SAINTS’ fall away from the Champions League positions can largely be put down to the absence of one man – Victor Wanyama.
The club hit the heights of third place back in November after a great start to the season saw them winning games and conceding few goals.
Wanyama, a £12m summer signing from Glasgow Celtic, was an ever-present in that run as a holding midfielder.
He might have topped the Premier League lists for the most fouls conceded, but his ability to break up opposition attacks was a key feature of Saints’ impressive first few months.
Ex-Saints striker Gordon Watson has been a regular watcher of his former club this season, and knows Mauricio Pochettino needs to see the Kenyan powerhouse back soon.

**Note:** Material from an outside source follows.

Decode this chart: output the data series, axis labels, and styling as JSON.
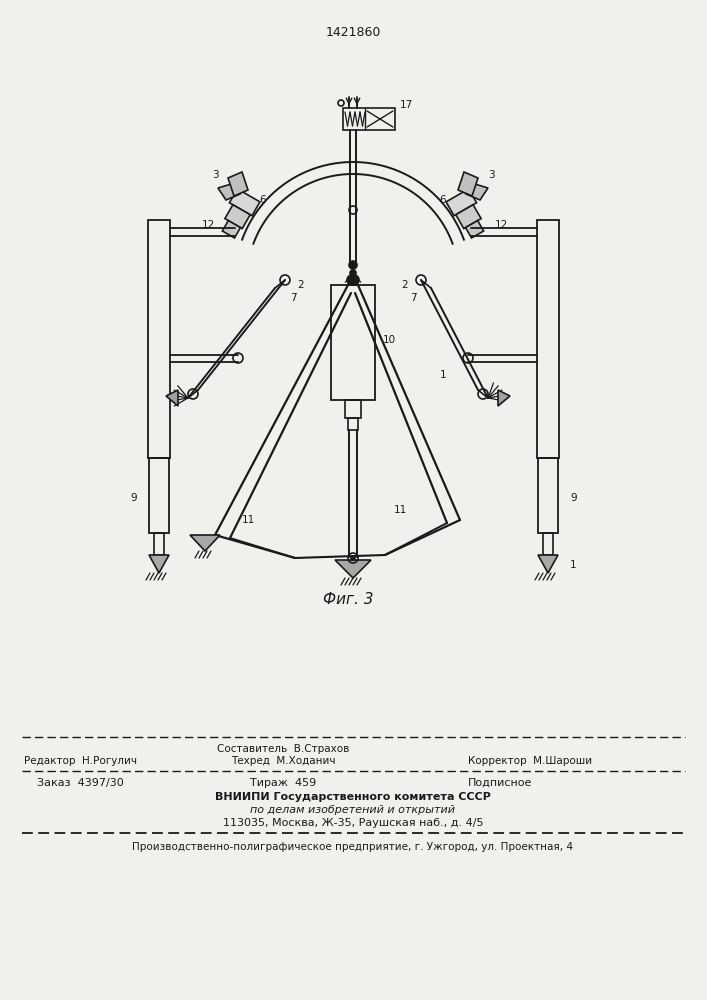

“Wanyama has been awesome and we’ve really missed him,” he said.
“Look at how many goals we conceded before he was injured, and how many goals we have conceded since he’s been out injured.

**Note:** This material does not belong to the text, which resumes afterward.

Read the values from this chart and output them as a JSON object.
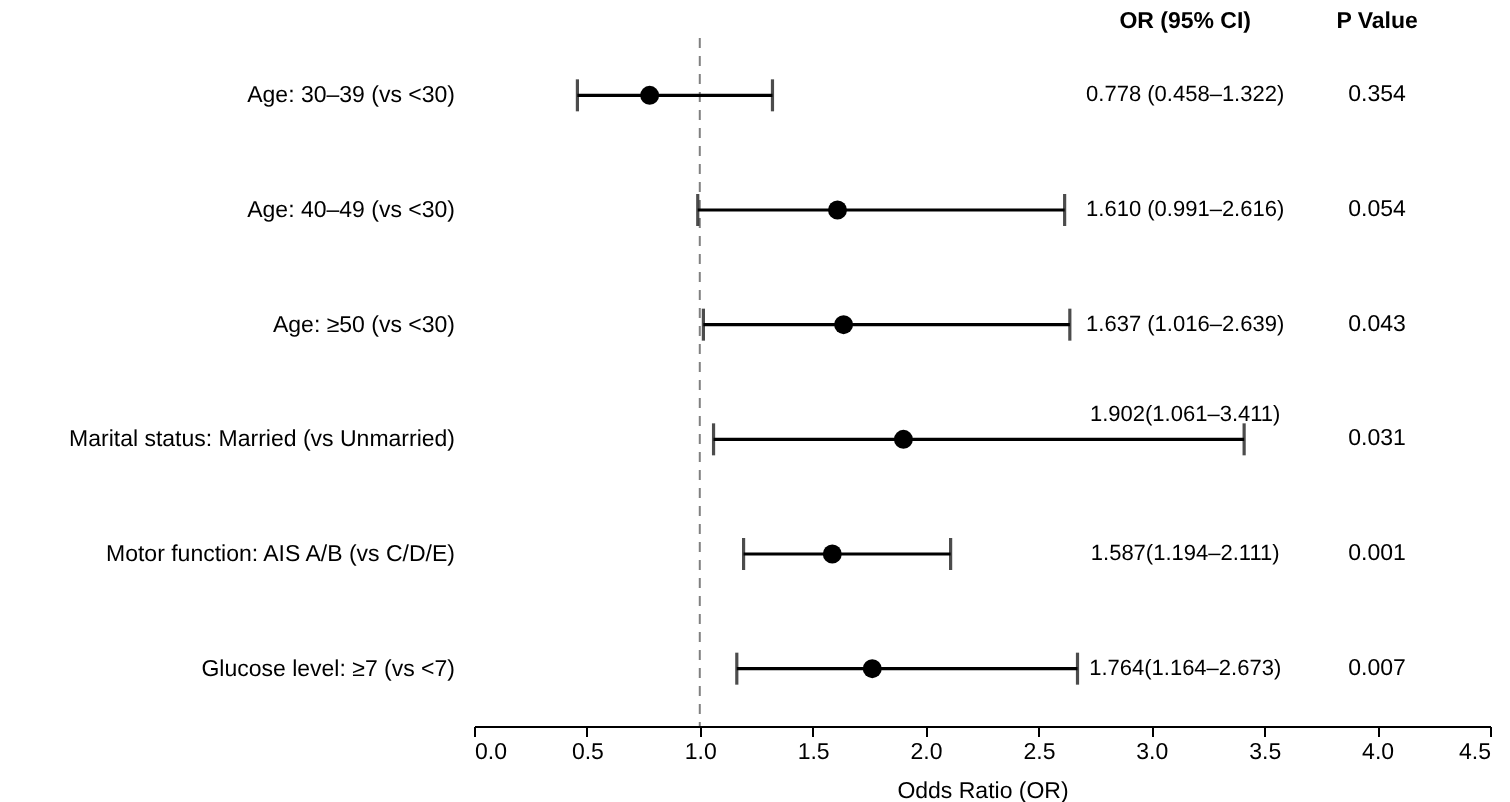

“He’s been an absolute perfect signing for Saints.”
The stats bear out Watson’s comment.
Saints conceded just 11 goals in Waynama’s first 13 and a half league games before he was taken off injured at half-time at home to Aston Villa on December 4.

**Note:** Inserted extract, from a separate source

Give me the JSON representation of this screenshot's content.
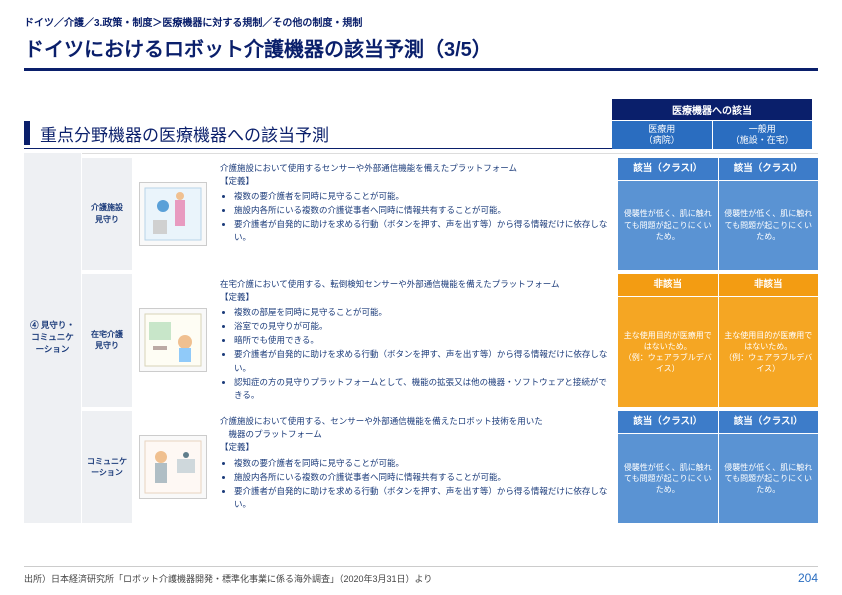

Since then, starting with the second half against Villa, they have conceded 12 times in six and a half games.
From having one of the best defensive records in the whole of Europe with Wanyama in the side, Saints have dipped away recently.
Only four clubs have conceded more goals in the last six Premier League games than Saints’ ten.
“It’s no co-incidence the form has dipped since he’s been out,” Watson conceded.
“When he was playing, teams didn’t like attacking us down the middle.
“Instead, they shipped the ball out wide where our full packs used their pace to attack the ball.
“When Wanyama was playing teams couldn’t get the ball into dangerous areas.
“He would win the ball and give it to people like Morgan Schneide-rlin.
“We were much more compact as a team when Wanyama was playing.
“Morgan is not a holding midfielder, though. That’s not his best position at all.
“He’s far better as an attacking force.